Travelling is both the most amazing and the most difficult adventure,
an emotional rollercoaster. While it is an overused phrase, it makes perfect
sense. One day I am going to live here forever, the next day, I want to go home…
right now… I want a hug from my Mum and a vegemite sandwich, I want to eat roast
pork with my family and fight over the crackling… and I want to see how much
Immy and Zoe have grown and go to Healesville market with Carly and I want to eat
fried rice with Bec and Brad and have an hour long D&M with Kirsti… I want
to drive up the misty hill to Kallista and be hugged by all my kids from school
and hear the staffroom gossip. I want to jump on the trampoline for hours with
Aidan, Corey and Bailey until we all collapse from exhaustion. I want to go to
a Thomson family dinner and sit and have a cup of tea with the Traceys… I would
give anything right now to curl up on the couch with Jack and watch Karate Kid.
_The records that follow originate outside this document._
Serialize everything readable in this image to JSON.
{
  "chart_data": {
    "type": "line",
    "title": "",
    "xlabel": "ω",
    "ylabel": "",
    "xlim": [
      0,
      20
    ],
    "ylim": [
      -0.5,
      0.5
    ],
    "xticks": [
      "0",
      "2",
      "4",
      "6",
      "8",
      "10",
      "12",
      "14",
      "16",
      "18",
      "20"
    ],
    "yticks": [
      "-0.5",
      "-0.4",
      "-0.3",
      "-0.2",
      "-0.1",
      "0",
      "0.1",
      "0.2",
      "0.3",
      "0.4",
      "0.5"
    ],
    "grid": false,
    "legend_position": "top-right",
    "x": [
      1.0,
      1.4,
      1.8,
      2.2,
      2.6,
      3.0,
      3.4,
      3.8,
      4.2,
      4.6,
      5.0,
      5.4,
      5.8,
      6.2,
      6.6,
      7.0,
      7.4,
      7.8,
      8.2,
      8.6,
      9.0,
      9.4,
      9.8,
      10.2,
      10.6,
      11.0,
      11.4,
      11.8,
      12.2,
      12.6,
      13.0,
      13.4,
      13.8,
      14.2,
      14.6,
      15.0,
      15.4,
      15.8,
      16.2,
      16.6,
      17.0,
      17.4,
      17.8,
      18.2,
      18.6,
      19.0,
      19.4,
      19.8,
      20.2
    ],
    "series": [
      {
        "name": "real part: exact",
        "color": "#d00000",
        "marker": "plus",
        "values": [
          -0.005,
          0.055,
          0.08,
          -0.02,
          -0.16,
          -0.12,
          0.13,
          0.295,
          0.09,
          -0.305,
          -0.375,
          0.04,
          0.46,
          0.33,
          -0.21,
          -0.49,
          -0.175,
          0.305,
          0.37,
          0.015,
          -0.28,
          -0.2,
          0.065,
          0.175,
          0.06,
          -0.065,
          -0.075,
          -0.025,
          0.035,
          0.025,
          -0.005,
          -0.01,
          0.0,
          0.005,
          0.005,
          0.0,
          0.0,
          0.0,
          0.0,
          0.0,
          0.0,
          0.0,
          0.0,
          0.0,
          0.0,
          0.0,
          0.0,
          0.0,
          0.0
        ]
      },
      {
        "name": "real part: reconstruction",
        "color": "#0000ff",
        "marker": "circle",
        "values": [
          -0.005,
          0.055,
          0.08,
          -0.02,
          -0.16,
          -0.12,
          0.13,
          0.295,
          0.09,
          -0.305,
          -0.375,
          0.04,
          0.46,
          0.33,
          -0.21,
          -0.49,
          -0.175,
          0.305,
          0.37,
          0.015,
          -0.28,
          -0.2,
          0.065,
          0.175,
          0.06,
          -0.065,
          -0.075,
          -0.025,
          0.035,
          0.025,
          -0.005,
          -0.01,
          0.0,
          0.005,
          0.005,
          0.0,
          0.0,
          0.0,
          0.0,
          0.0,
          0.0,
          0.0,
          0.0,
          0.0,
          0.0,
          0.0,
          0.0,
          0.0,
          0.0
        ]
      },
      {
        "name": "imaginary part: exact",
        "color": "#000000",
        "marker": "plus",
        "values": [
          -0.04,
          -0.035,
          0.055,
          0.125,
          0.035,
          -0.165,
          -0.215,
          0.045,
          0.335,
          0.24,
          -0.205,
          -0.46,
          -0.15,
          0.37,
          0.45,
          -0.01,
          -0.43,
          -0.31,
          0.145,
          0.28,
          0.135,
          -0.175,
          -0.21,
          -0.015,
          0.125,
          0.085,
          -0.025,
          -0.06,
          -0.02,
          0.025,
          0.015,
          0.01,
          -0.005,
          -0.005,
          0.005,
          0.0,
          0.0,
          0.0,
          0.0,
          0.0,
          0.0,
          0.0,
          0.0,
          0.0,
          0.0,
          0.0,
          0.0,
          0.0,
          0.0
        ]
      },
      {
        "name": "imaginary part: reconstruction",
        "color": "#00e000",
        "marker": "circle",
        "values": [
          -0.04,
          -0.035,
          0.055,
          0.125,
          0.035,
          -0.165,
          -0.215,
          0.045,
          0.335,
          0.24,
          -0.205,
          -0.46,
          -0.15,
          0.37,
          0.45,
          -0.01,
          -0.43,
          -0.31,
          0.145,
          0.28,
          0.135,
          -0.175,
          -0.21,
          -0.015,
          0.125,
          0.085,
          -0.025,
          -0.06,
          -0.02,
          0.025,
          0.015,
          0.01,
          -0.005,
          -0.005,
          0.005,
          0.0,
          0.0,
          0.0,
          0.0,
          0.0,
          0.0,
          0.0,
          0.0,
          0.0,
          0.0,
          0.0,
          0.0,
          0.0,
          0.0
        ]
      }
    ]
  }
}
But… perhaps tomorrow, again, I will never want to leave the
chaotic streets of Cusco, the daily parades and fireworks, always looking forward
to the next big event. The burst of culture and community and reality that hits
me each time I open the front door. The children with resilience an Australian
teacher would be astounded at, an ability to get along, to give love to
everyone and to never complain. I love so much the company of the wonderful people
I have met here, though they will all travel onwards shortly too, perhaps to
explore a different corner of the globe, perhaps to head home to all of the
people they miss, and then I will have someone else to miss too…
I know it is pointless and timewasting to sit and mope and miss
home, it is true, but sometimes it can’t really be helped. It isn’t every day,
it isn’t even every week, but when it hits, it hits hard and heavy. And despite
all of my wants and desires, if someone offered me free passage home right now,
I know that I wouldn’t take it. I’m not finished travelling yet, I’m not
finished learning about the world, and more importantly myself. In some ways I’m
terrified of going home. How will I cope without James by my side almost 24
hours a day? Having to work 5 days a week again? Being surrounded by wealth and
sterility? And it’s hard to really know how much I have changed, I think that
will be a huge challenge in itself, figuring that out when I come home…
But hey… we will be here in Cusco for another 3 months… why
don’t you come and visit me???
Owh Brenna, I am crying reading this. Crackling, Healsville market, cups of tea, fried rice and Karate Kid will all be here for you when you get home, they're not going anywhere. We all love you!